França: A decisão colectiva

January 7, 2011 11:30 PM
Helena Costa no MUNDIAL FEMININO. Como ganhar o jogo no 11x11, pela organização, e não no 1x1

SATELITE DE FUTEBOL - HELENA COSTA

FIFA WOMENS`S WORLD CHAMPIONSHIP 2011   (3)

No Planeta do Futebol, a visão do satélite de futebol Helena Costa sobre o Mundial feminino 2011, na Alemanha. Equipas, atmosferas, estrelas e ideias. O futebol feminino na sua máxima expressão, o Mundial, visto a partir de várias dimensões.  

FRANÇA E A REFERÊNCIA DE DECISÃO COLECTIVA

  
Bruno Bini, seleccionador Francês, optou por jogar em 1:4:2:3:1 contra o Canadá. À primeira vista pensamos que o meio campo seria pensado e ocupado por cinco jogadoras. Contudo, sistemas de jogo não traduzem dinâmicas e raramente um resultado de jogo não expressa a dinâmica de uma das equipas.

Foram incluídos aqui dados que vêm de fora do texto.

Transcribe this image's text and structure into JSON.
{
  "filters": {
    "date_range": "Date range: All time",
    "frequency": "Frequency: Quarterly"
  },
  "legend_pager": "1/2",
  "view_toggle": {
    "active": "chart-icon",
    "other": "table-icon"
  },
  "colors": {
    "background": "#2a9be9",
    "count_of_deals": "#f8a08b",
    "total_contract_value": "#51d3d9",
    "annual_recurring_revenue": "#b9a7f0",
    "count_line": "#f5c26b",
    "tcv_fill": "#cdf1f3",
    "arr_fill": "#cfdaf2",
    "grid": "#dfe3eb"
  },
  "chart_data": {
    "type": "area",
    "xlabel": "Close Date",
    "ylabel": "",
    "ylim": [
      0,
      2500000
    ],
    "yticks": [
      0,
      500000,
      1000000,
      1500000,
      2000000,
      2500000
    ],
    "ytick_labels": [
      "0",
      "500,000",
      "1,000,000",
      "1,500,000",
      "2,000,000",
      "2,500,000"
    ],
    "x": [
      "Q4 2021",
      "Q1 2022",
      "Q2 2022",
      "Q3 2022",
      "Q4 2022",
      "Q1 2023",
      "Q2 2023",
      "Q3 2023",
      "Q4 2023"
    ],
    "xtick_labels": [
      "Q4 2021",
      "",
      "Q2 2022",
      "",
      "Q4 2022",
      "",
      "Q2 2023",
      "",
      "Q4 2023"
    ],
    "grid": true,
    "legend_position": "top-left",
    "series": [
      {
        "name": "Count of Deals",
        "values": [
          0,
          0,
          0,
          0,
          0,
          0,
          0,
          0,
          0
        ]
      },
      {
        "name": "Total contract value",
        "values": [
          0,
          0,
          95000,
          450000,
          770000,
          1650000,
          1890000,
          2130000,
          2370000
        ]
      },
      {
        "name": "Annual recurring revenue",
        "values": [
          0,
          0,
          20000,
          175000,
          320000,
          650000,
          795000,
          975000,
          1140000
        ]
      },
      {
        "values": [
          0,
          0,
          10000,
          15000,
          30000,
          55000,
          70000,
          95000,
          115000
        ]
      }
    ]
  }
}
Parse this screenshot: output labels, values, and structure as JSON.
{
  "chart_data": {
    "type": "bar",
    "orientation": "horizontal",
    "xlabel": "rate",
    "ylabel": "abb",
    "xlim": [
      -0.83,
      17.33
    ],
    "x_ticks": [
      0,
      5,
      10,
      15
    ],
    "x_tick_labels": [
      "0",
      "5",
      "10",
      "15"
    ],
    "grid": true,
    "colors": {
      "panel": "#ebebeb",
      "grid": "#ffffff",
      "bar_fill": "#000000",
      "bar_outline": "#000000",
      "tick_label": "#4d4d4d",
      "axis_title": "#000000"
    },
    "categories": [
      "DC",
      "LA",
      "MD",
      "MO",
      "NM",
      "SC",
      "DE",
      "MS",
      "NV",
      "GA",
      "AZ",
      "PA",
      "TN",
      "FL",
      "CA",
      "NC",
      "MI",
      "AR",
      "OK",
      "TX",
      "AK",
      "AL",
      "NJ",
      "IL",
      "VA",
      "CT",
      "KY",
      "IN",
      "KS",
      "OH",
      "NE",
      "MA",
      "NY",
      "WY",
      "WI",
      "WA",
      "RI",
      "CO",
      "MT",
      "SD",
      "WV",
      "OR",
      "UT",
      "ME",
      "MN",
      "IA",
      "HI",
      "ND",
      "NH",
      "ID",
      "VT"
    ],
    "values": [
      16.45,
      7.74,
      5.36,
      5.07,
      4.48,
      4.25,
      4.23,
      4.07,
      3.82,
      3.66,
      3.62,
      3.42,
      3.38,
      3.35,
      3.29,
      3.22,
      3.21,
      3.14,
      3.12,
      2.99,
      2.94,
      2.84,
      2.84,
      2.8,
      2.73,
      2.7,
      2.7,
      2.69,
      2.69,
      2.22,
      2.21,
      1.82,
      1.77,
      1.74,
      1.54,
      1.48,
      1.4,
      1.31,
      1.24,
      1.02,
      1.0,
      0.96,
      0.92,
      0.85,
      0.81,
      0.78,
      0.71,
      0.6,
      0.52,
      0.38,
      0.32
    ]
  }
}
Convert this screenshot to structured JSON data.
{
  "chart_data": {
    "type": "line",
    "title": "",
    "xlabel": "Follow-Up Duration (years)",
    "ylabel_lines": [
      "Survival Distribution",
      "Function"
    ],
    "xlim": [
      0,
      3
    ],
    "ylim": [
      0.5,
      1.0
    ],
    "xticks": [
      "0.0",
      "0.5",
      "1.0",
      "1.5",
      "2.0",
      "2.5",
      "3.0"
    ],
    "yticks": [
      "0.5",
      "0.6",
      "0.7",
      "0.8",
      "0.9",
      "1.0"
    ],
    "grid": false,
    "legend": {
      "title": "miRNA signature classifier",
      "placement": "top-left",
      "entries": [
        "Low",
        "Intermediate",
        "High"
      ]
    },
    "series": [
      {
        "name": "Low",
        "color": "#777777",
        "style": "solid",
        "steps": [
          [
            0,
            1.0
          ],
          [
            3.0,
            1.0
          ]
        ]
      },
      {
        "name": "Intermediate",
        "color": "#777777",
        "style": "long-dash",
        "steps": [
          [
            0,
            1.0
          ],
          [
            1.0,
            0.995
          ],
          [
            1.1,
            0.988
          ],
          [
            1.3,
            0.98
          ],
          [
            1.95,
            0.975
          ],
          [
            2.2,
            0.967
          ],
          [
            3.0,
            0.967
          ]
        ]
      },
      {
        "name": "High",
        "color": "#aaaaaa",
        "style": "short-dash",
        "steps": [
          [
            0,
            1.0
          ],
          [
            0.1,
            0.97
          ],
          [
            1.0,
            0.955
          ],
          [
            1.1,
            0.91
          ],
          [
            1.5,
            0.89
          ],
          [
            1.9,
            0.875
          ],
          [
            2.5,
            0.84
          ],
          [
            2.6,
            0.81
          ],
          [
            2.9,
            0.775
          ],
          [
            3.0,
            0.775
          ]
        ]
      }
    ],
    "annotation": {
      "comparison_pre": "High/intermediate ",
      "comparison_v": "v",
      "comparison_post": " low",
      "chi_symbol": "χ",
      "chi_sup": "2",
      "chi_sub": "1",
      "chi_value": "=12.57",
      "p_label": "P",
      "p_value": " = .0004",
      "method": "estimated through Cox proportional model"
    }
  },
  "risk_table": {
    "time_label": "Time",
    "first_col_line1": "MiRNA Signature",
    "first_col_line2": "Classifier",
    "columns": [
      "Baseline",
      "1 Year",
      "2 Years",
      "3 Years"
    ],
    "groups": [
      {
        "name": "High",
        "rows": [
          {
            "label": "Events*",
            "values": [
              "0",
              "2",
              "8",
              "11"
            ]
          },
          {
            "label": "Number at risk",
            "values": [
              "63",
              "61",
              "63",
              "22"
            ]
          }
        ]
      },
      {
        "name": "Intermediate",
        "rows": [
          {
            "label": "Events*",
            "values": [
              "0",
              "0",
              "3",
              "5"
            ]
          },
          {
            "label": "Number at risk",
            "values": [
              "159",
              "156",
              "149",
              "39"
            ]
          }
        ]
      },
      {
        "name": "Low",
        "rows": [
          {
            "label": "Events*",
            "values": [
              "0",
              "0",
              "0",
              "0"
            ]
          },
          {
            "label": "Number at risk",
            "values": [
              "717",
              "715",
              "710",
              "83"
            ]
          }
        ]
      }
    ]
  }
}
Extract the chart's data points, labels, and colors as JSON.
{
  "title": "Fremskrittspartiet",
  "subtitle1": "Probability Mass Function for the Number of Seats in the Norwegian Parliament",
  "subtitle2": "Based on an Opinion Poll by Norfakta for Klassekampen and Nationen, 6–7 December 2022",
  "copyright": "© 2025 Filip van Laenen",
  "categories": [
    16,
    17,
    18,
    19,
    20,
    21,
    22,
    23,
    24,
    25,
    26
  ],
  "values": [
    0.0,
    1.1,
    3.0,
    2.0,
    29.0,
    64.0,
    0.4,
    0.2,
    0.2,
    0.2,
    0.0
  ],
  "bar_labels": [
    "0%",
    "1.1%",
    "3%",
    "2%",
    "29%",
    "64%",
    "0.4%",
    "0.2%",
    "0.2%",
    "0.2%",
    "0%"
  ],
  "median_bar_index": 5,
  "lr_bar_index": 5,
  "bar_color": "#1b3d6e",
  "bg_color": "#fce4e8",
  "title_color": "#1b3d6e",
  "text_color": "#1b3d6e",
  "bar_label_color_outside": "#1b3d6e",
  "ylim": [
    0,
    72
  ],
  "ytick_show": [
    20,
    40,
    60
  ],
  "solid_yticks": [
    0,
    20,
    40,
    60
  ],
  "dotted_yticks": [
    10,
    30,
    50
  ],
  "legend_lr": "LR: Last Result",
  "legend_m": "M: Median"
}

Jogando com dois pivots (Bussaglia e Soubeyrand), a França dispôs numa segunda linha do meio-campo, Abily à direita, Necib no centro e Thiney à esquerda. Delie foi a avançada. Mas esta apenas foi a estrutura em teoria! Thiney foi a jogadora que mais “falsificou” o sistema de jogo e que maior dinâmica lhe possibilitou, independentemente dos dois golos que marcou.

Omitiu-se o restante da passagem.